Sunday Scriptures

Let Us Seek Holiness Anew

by Father James Rodriguez

THIS TIME OF year, it may be tempting to let the light of Christmas fade away. The tree and Nativity scenes are gone; the ornaments are carefully stored. The season is over, and we resume the part of the calendar liturgically called Ordinary Time.

Our first reading today, however, assures us that for the believer, the ordinary is quite extraordinary. In it, the Lord calls Isaiah and all the faithful to nothing less than divine service, although this vocation is unfathomably more profound than the word “servant” can capture. Indeed “‘it is too little,’ the Lord says, ‘for you to be my servant … I will make you a light to the nations.’”

Listening in Adoration

This post-Christmas time is a time of listening in adoration, of training, as it were, before the Lord who elevates us from mere servitude to sublime sonship, the very purpose of evangelization.

It is a humbling thing, for sure, when we recognize God’s voice. The mission here at Cathedral Prep and Seminary, Elmhurst, where I teach, is to help the students hear and respond. All too often, the challenges of priesthood, religious life and marriage are met with fear: the immediate weighing of the sacrifices inherent in each. What is needed instead is the enthusiastic generosity of today’s psalm: “Here I am, Lord!” The recognition of what God asks must be preceded by the recognition of what He has already given, to which the only sensible response is gratitude, manifested in self-donation.

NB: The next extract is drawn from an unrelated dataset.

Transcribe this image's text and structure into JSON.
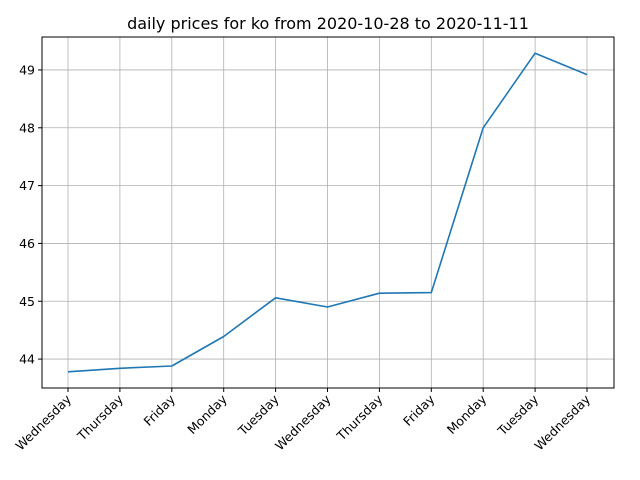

When we begin to see that He gave us everything, we naturally want to give everything in return. It is precisely when we hold back – and every one of us holds back – that the cost of discipleship seems too high. The remedy to this epidemic selfishness is time spent at the feet of the Master in eucharistic adoration, which flows to and from our celebration of Mass. Ever our model, He lovingly says, “Here I am.”

These words were embedded in the heart of St. Paul. He, who remembered all too well the damage he had done in his pre-Christian ignorance, now knows himself to be an Apostle, one who is sent. He heard a voice that fundamentally changed him, purifying and strengthening his own voice.

Beloved Children

Even though the whole of today’s second reading is simply the introduction to a letter, Paul says a great deal in his characteristic style. He recognizes that, like himself, the members of the church in Corinth “have been sanctified in Christ Jesus, called to be holy.”

This greeting tells them – and us – that because of our baptism, we are more than mere creatures of God, or even His servants. Rather, we have become His beloved children, marked for life under the waters of Christian initiation. This covenant relationship, prefigured in every word of the Old Testament and eminently fulfilled in the New, is so strong that it expands and extends to “all those everywhere who call upon the name of our Lord Jesus Christ, their Lord and ours.”

Simply put, our baptism makes us a family, and in this family, every member is a fundamental part without which the whole suffers. Everybody counts in the household of God, because we each have a distinct role to play as sons and daughters of so great a Father.

St. John the Baptist, much like St. Paul, had the humility to embrace his role in God’s family. He was at once a servant and a son, offering his very life, not out of obligation alone, but love. Upon seeing Jesus from afar, he could recognize the God his heart had longed for from his mother’s womb, when he leapt in the presence of the Presence. He calls Jesus the “Lamb of God,” that primal sign of the Passover, by which God’s chosen ones were saved.

Now the salvation we enjoy is universal, free for the taking. However, as is always the case with love if it is true, it demands our whole heart. Twice in the Gospel passage John speaks for every human person, admitting, “I did not know him.”

Renewing Our Resolve

How often are you and I guilty of the same? We have seen Him, for sure, but sometimes act as if we did not know the gift of God that has been entrusted to us. We have felt this warm light, even if we chose to ignore it or shrug it off as mere sentiment. On this second Sunday of Ordinary Time, as the New Year’s resolutions begin to fade with the Christmas lights, let us renew the resolve of our first love: Let us seek holiness anew.

Pray that the Lord who came to “baptize with the Holy Spirit” comes into our lives with His sweet anointing, filling the gaps and divisions caused by our selfishness. May His purifying fire make this sacred time anything but ordinary.


Readings for the Second Sunday in Ordinary Time              

Isaiah 49: 3, 5-6

Psalm 40: 2, 4, 7-8, 8-9, 10

1 Corinthians 1: 1-3

John 1: 29-34


 

Father Rodriguez is associate vocation director for the diocese and teaches at Cathedral Prep and Seminary, Elmhurst.